The library is three blocks away. It takes us a solid fifteen minutes to get there. The baby sits strapped into the stroller, big sunhat partially obstructing his view of the world. When it falls too low on his face, he lets out an indignant shriek and I must stop to fix it. The child finds a stick – always seems to find the same gigantic stick, somewhere along the way – and whacks the baby’s exposed legs. He inserts it in the wheels of the stroller, stopping our already painstaking progress. He throws it into the middle of the road and insists on retrieving it. A squirrel crosses the sidewalk, inviting a chase into someone’s backyard. I leave the stroller unattended to chase the child who’s chasing the squirrel who’s running for its life. We arrive at the library – tired and frustrated mommy, animated child lamenting the loss of his stick, baby who (thank god) exists in a perpetual state of neutrality.

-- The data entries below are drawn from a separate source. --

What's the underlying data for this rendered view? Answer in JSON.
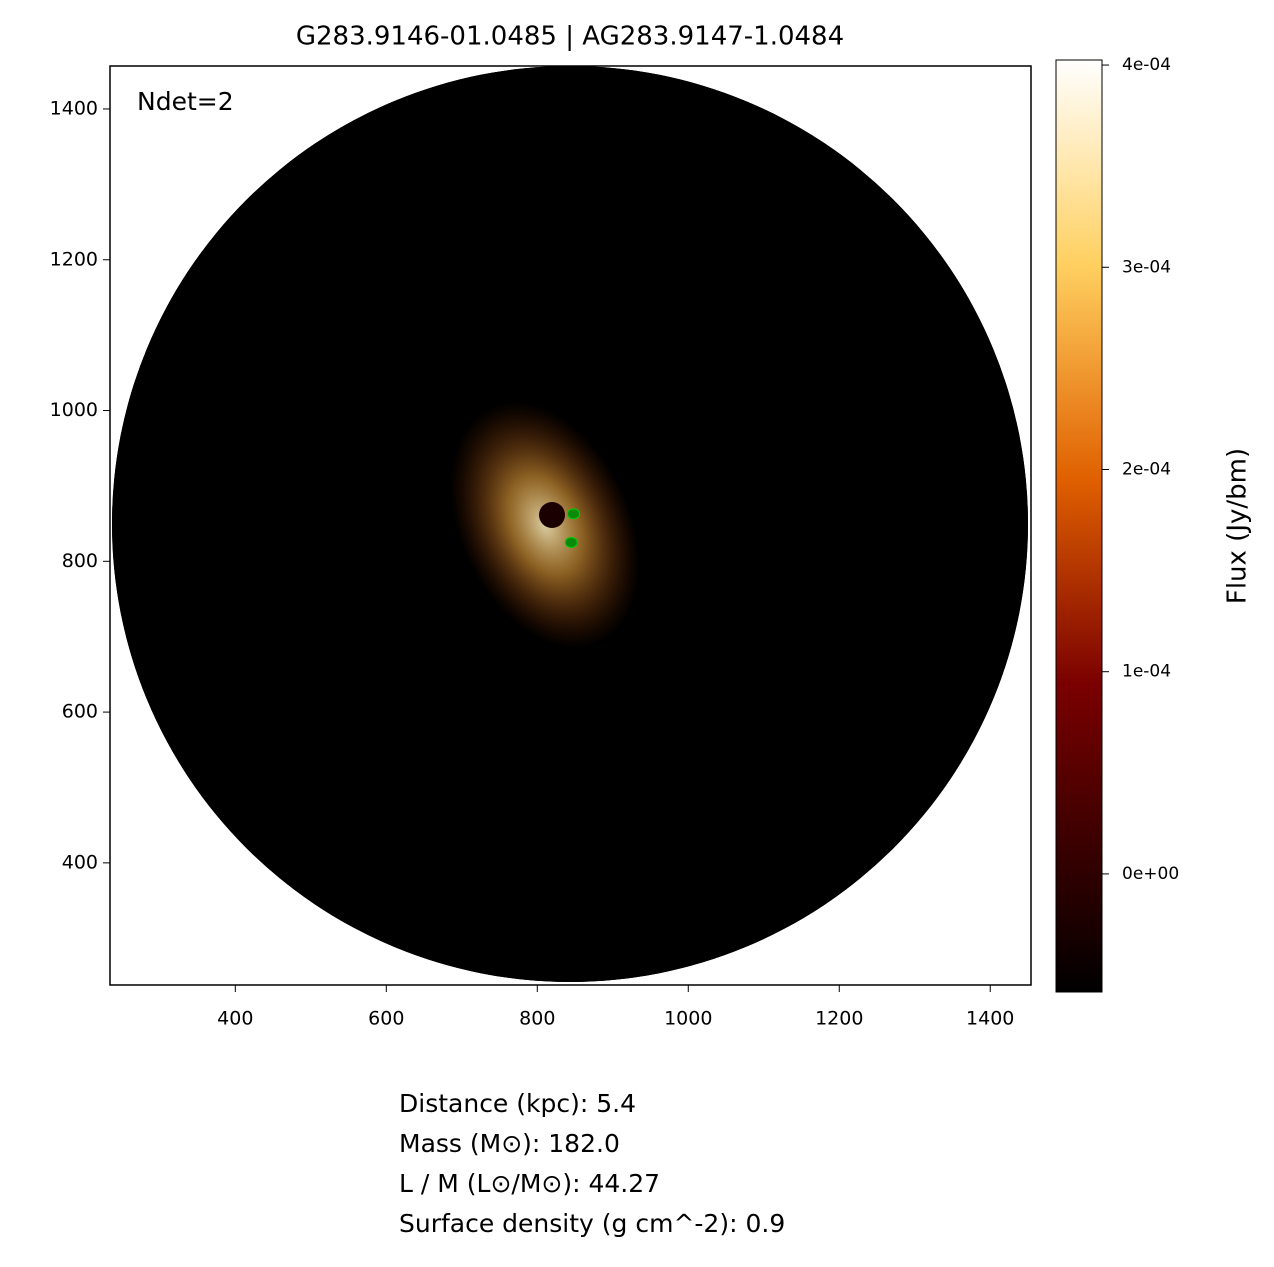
{
  "chart_data": {
    "type": "scatter",
    "title": "G283.9146-01.0485 | AG283.9147-1.0484",
    "annotation": "Ndet=2",
    "x": [
      848,
      845
    ],
    "y": [
      863,
      825
    ],
    "color": "#0a8a0a",
    "xlim": [
      234,
      1454
    ],
    "ylim": [
      238,
      1457
    ],
    "xticks": [
      400,
      600,
      800,
      1000,
      1200,
      1400
    ],
    "yticks": [
      400,
      600,
      800,
      1000,
      1200,
      1400
    ],
    "colorbar": {
      "label": "Flux (Jy/bm)",
      "lim": [
        -5.84e-05,
        0.0004025
      ],
      "ticks": [
        {
          "value": 0,
          "label": "0e+00"
        },
        {
          "value": 0.0001,
          "label": "1e-04"
        },
        {
          "value": 0.0002,
          "label": "2e-04"
        },
        {
          "value": 0.0003,
          "label": "3e-04"
        },
        {
          "value": 0.0004,
          "label": "4e-04"
        }
      ]
    },
    "notes": [
      "Distance (kpc): 5.4",
      "Mass (M⊙): 182.0",
      "L / M (L⊙/M⊙): 44.27",
      "Surface density (g cm^-2): 0.9"
    ]
  }
}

Once inside the library, I must immediately intervene with the child’s incurable need to place every book at the circulation desk inside the drop box. I lunge to prevent his disposing of an elderly lady’s stack of books ready for checkout and push him in the direction of the children’s section. There he stares at the summer-themed beach décor, gazes at the colourful fish in the aquarium, tosses around some stuffed animals. Sitting down to read actual books doesn’t occur to him naturally until I forcibly do it.
One day, though, the cover is off the aquarium because the librarian is in the process of cleaning it. She is absent when we arrive and the child takes advantage of this opportunity to stick his hands right in the water. The fish flee from this strange invading monster. The librarian returns just as I realize what’s happening. We both yell at him to stop, which he fortunately does. I apologize and haul him off to read with me.
I need some fresh reading material for myself, so we head upstairs. The child stomps up the old wooden staircase of this magnificent Carnegie library, deriving as much pleasure from the noise as I feel embarrassment. He takes off when we get to the top, but that’s okay. His favourite spot is the magnifying machine, with a huge red ON button and a light that magnifies onto a big screen whatever is placed beneath it. He likes to examine his hand up close. It buys me time to peruse a couple shelves before he decides to start reorganizing the Dewey Decimal System. Occasionally I find him in the middle of a pile of twenty or thirty books that he has pulled off the shelf, thanks to a single tantalizing cover photo of an ATV, or a big rig, or an ambulance. He has to see if there are any more like it.
We finally get back to the checkout counter. We usually forget his special library card, but when we do have it, he gets a little cutout stamp. Five stamps equal a toy from the treasure chest. He doesn’t have his card today. He tries to convince the librarian to give him a toy anyways. She’s smart; he never succeeds. As I check out the books, pay my usual overdue fines, and jiggle the now-fussy baby, the child plays with the automatic door opener. He lets himself into the foyer, looks back with a challenge in his face, then lets himself out the front door. I chase after and haul him back in. Then he plays with the hand sanitizer dispenser, squirting it straight onto the floor.
Finally we explode from the door – mommy frustrated not to have found the book she wanted, baby ready for lunch, child begging to hold the ATV book. Our walk home takes ten minutes because I’m pushing hard. We’ll repeat the whole ordeal in a week’s time because, despite the chaos, having new reading material always makes it worth the battle. It’s a necessity for my very survival as a sane mother.